Comme le chantait la grande Édith, je ne regrette rien. Quel bouquin ! On sait que Fafa c’est Abdel, mais on ignore la part de réel, on ignore le pourcentage de fiction et même, puisque « travailler les souvenirs, c’est recomposer sa mémoire » (comme le dit un copain qui écrit mieux que bien), la quantité de vérité. Et puis, comme le dit le Maître, « la fiction, c’est quantité de vérité qui se loge dans le mensonge ». Et cela donne un très grand roman, de ceux qui se distinguent par un style qui n’a peur de rien, tantôt grave, noir et glauque, tantôt hilarant et burlesque. Parfois tout cela se mêle et Ô miracle de l’écriture, au lieu de donner une allure foutraque et déglinguée à l’ensemble, c’est maîtrisé, ça ne jure pas, ça t’a une de ces gueules (comme dirait Léo).

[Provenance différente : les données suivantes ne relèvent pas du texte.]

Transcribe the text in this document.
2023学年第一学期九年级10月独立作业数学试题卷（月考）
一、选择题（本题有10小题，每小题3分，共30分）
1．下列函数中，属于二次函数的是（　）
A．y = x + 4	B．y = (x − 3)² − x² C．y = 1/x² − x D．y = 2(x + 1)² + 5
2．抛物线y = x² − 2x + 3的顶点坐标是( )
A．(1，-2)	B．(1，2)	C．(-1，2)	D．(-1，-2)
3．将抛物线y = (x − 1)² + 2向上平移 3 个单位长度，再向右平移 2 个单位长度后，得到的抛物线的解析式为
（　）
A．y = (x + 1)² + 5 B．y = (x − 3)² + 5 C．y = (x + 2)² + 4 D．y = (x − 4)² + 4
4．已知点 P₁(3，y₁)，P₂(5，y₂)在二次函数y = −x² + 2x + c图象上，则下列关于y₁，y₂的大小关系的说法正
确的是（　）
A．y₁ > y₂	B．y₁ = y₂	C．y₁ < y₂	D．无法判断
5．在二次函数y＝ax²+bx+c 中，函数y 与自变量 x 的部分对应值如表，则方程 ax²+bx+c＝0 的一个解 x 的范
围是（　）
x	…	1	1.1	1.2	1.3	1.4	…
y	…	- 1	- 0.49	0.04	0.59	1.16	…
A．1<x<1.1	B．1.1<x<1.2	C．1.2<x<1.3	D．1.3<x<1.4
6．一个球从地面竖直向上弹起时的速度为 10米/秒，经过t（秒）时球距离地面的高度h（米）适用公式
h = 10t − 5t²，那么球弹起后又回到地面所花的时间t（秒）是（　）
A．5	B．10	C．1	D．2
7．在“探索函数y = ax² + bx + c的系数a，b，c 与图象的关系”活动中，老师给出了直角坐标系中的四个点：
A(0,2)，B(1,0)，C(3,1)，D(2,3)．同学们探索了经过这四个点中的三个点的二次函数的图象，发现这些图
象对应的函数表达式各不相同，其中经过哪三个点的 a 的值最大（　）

J’en veux pour exemple l’ouverture du roman qui débute sur une scène ahurissante de circoncision du petit Fafa. Quelques pages stupéfiantes de détails insoutenables et de traits d’humour vraiment poilants distillés dans un grand numéro de funambule, entre impertinence et solennité, insolence et provocation. Avec l’auteur, personne n’est à l’abri. La société, les conventions, les institutions, les faux-culs et la ou les religions. Ça rafale en rafale, Abdel se régale, les victimes détalent dans Paris, entre deux tartes à la phalange de Papa Benamar et deux crises de dinguerie de Maman Nabila.

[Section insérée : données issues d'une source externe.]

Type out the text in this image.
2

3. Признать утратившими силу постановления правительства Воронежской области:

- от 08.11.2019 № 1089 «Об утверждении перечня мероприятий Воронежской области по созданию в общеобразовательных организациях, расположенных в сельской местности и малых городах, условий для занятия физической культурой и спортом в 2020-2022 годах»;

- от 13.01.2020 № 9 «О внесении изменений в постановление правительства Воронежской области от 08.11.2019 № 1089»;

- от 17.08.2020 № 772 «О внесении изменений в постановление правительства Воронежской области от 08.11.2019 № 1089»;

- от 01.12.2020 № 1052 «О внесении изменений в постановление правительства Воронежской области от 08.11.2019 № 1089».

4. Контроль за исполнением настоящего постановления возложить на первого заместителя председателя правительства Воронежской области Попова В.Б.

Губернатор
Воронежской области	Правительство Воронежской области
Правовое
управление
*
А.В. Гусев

Par une magie inexplicable, sauf celle de la sincérité, on est pris aux tripes par la vie de cette famille, par le quotidien de Fafa, entre autres. Et puis on s’émeut, on s’énerve, on a envie de cogner, de franchir les lignes et les codes, de faire des doigts d’honneur plus beaux que ceux de Dupond-Moretti. Plus justifiés surtout. Outre le parcours du jeune Fafa, condamné dès la naissance par le non ascenseur social, emporté par les fonds par la gueuse raciale, torpillé par le boulet familial, c’est une peinture très juste d’une époque, d’une France, qui peine à se dégager du bourbier algérien, un pays qui se transforme par à-coups, dans des syncopes sociales, dans des éructations économico-politico-sociétales.

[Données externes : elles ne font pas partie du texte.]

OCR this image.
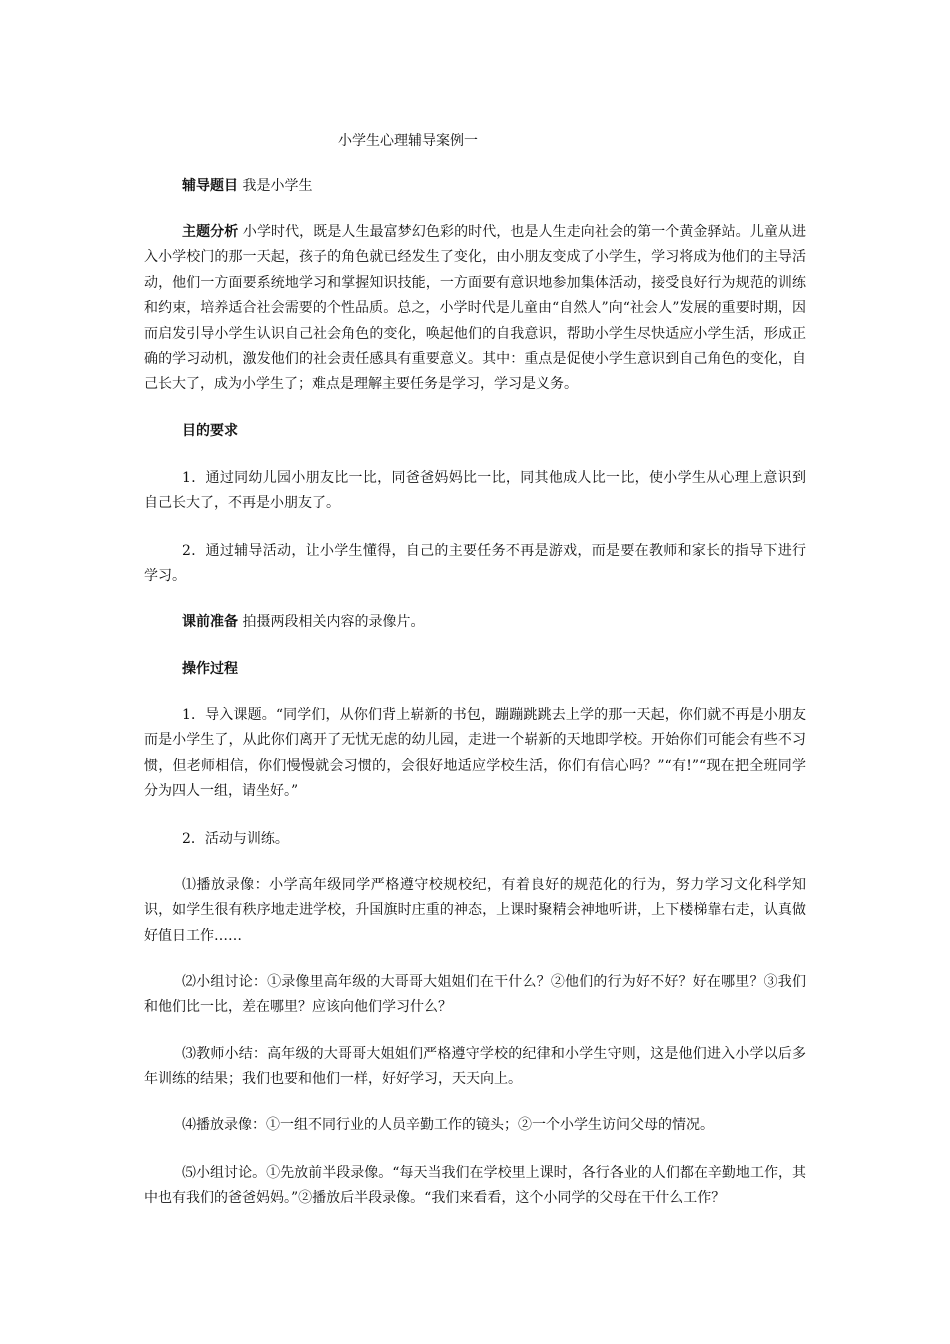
小学生心理辅导案例一
辅导题目 我是小学生
主题分析 小学时代，既是人生最富梦幻色彩的时代，也是人生走向社会的第一个黄金驿站。儿童从进入小学校门的那一天起，孩子的角色就已经发生了变化，由小朋友变成了小学生，学习将成为他们的主导活动，他们一方面要系统地学习和掌握知识技能，一方面要有意识地参加集体活动，接受良好行为规范的训练和约束，培养适合社会需要的个性品质。总之，小学时代是儿童由“自然人”向“社会人”发展的重要时期，因而启发引导小学生认识自己社会角色的变化，唤起他们的自我意识，帮助小学生尽快适应小学生活，形成正确的学习动机，激发他们的社会责任感具有重要意义。其中：重点是促使小学生意识到自己角色的变化，自己长大了，成为小学生了；难点是理解主要任务是学习，学习是义务。
目的要求
1．通过同幼儿园小朋友比一比，同爸爸妈妈比一比，同其他成人比一比，使小学生从心理上意识到自己长大了，不再是小朋友了。
2．通过辅导活动，让小学生懂得，自己的主要任务不再是游戏，而是要在教师和家长的指导下进行学习。
课前准备 拍摄两段相关内容的录像片。
操作过程
1．导入课题。“同学们，从你们背上崭新的书包，蹦蹦跳跳去上学的那一天起，你们就不再是小朋友而是小学生了，从此你们离开了无忧无虑的幼儿园，走进一个崭新的天地即学校。开始你们可能会有些不习惯，但老师相信，你们慢慢就会习惯的，会很好地适应学校生活，你们有信心吗？”“有!”“现在把全班同学分为四人一组，请坐好。”
2．活动与训练。
⑴播放录像：小学高年级同学严格遵守校规校纪，有着良好的规范化的行为，努力学习文化科学知识，如学生很有秩序地走进学校，升国旗时庄重的神态，上课时聚精会神地听讲，上下楼梯靠右走，认真做好值日工作……
⑵小组讨论：①录像里高年级的大哥哥大姐姐们在干什么？②他们的行为好不好？好在哪里？③我们和他们比一比，差在哪里？应该向他们学习什么？
⑶教师小结：高年级的大哥哥大姐姐们严格遵守学校的纪律和小学生守则，这是他们进入小学以后多年训练的结果；我们也要和他们一样，好好学习，天天向上。
⑷播放录像：①一组不同行业的人员辛勤工作的镜头；②一个小学生访问父母的情况。
⑸小组讨论。①先放前半段录像。“每天当我们在学校里上课时，各行各业的人们都在辛勤地工作，其中也有我们的爸爸妈妈。”②播放后半段录像。“我们来看看，这个小同学的父母在干什么工作？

L’humour décapant porte haut la trajectoire de Fafa, promis aux barreaux alors que sa grande sœur Kim rêve du Barreau. Les coups pleuvent, les rires fusent, les larmes sourdent ; la révolte, l’empathie, la colère creusent le lit d’une rivière inoubliable d’humanité et d’émotions.

Et je me retrouve dans la situation de ceux qui m’ont précédé, je dois vous dire : lisez Abdel Hafed Benotman. Il n’est plus là, mais ses livres si. Et c’est une chance.     

Seb.

Éboueur sur échafaud, Abdel Hafed Benotman, Rivages / Noir, 248 p. , 9€50.